There may be very good intentions in holding onto things. But trusting ourselves instead of God clutters and debilitates our potential for joy and peace.
O Lord, I have trusted in thee, and I will trust in thee forever. I will not put my trust in the arm of flesh; for I know that cursed is he that putteth his trust in the arm of flesh. Yea, cursed is he that putteth his trust in man or maketh flesh his arm 2 Nephi 4:34.
The familiarity and security of holding onto our plans is comforting. That’s why we hold tightly. That’s why we tie the string to our wrists- the arm of flesh. That’s why the balloons and their labels become part of our identity. The idea of letting go leaves us unbearably vulnerable. We become abased.
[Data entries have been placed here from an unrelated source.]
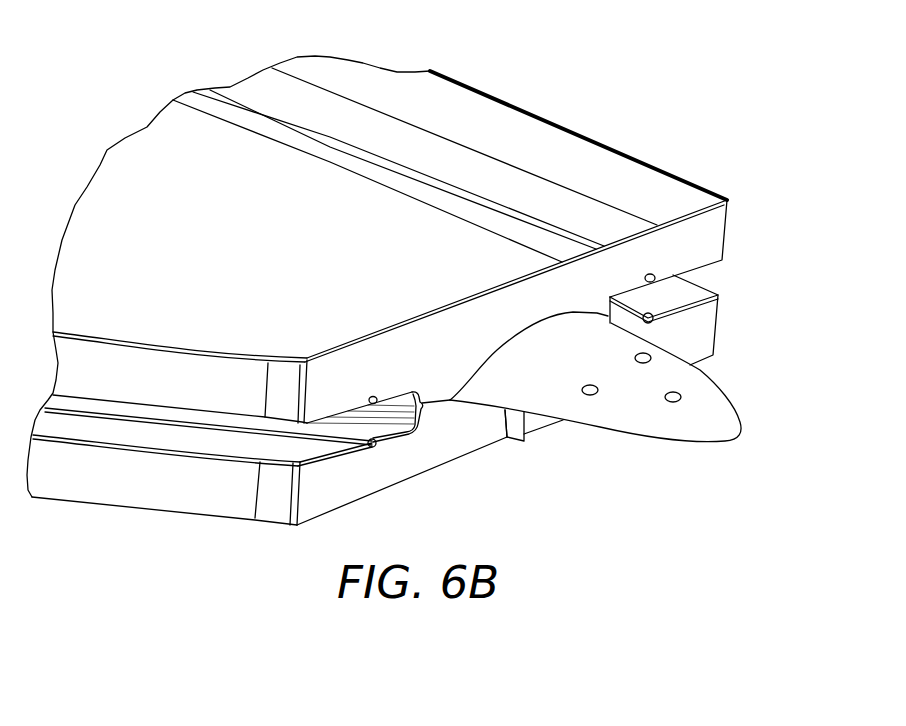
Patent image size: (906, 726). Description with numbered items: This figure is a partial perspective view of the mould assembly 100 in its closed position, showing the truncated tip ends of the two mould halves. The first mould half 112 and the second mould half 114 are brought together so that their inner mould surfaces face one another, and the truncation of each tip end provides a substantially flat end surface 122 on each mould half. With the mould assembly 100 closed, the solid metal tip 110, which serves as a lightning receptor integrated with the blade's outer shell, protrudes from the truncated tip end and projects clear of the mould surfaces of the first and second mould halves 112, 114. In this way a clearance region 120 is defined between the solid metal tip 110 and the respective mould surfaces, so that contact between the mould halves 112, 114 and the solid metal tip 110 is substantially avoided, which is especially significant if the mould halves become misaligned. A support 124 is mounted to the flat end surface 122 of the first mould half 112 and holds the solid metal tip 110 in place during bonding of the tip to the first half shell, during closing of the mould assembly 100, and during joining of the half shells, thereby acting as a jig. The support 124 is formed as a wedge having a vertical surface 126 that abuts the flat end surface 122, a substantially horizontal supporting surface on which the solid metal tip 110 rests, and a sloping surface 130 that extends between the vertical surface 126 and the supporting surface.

The mould assembly 100 is at (410, 293).
The solid metal tip 110 is at (715, 400).
The first mould half 112 is at (713, 318).
The second mould half 114 is at (713, 232).
The clearance region 120 is at (603, 452).
The flat end surface 122 is at (358, 362).
The support 124 is at (522, 432).
The vertical surface 126 is at (503, 420).
The sloping surface 130 is at (543, 432).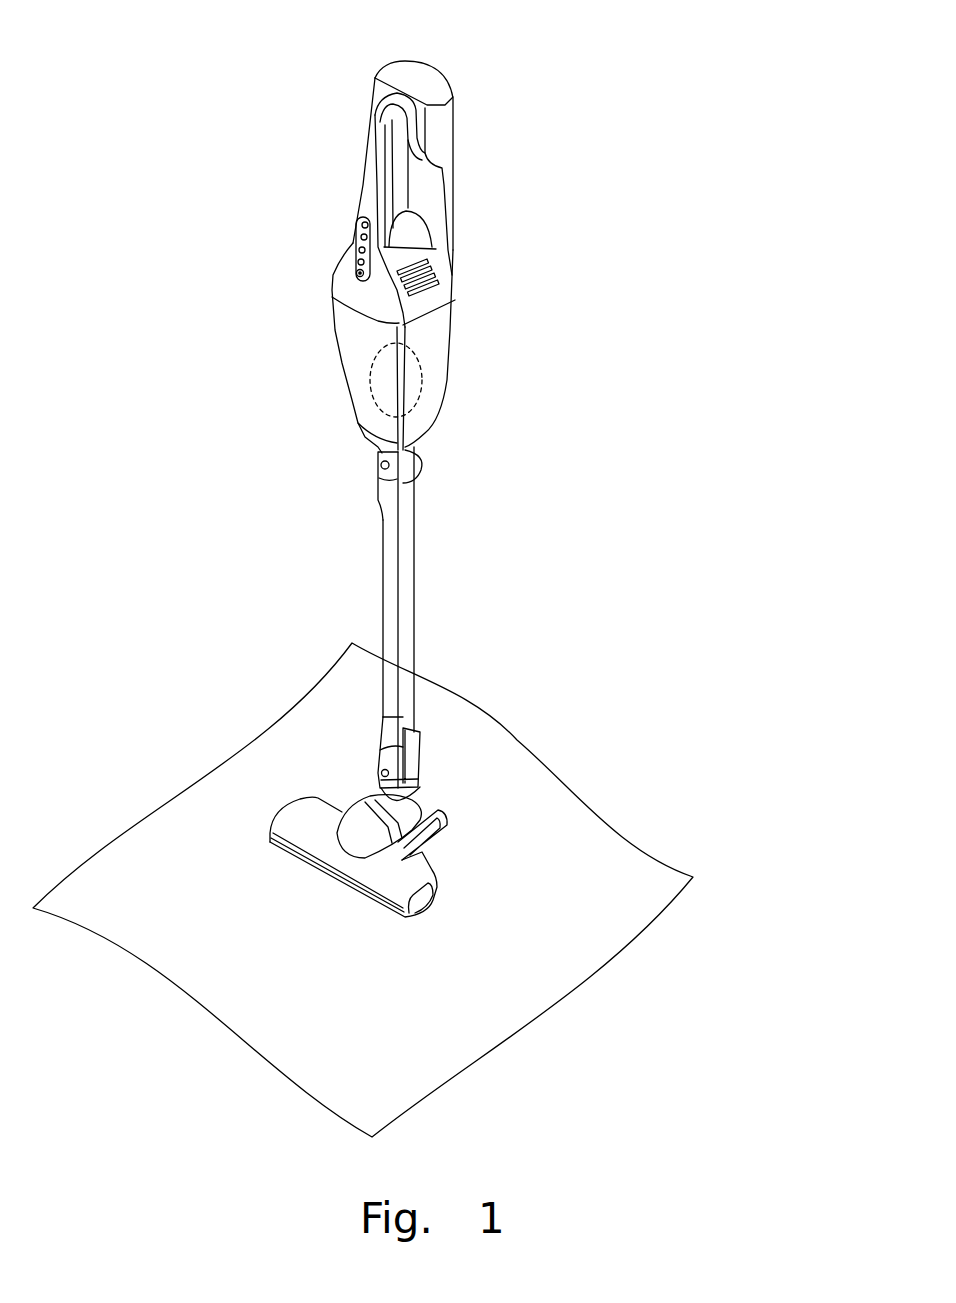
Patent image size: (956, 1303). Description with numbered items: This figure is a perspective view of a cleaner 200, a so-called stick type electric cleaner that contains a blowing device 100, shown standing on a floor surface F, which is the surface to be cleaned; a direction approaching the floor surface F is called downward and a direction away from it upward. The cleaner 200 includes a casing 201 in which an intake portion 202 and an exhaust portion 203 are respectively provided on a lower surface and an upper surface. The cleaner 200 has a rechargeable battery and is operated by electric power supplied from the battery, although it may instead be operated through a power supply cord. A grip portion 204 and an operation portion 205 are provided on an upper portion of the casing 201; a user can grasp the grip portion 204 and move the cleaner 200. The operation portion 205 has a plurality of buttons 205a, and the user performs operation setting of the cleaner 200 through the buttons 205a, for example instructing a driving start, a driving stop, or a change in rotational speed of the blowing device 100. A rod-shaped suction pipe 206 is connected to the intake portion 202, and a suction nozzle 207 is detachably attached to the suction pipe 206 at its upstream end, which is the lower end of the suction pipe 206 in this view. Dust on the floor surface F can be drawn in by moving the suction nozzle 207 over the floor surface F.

It would be unbearable if we were left with nothing. But we are not. We are left unshackled with God. And then, with God, nothing will be impossible. Matthew 19:26
“Men and women who turn their lives over to God will find out that he can make a lot more out of their lives than they can. He will deepen their joys, expand their vision, quicken their minds, strengthen their muscles, lift their spirits, multiply their blessings, increase their opportunities, comfort their souls, raise up friends, and pour out peace. Whoever will lose his life to God will find he has eternal life.” Jesus Christ -Gifts and Expectations
We are not what we hold onto, we are what comes of us when we let go.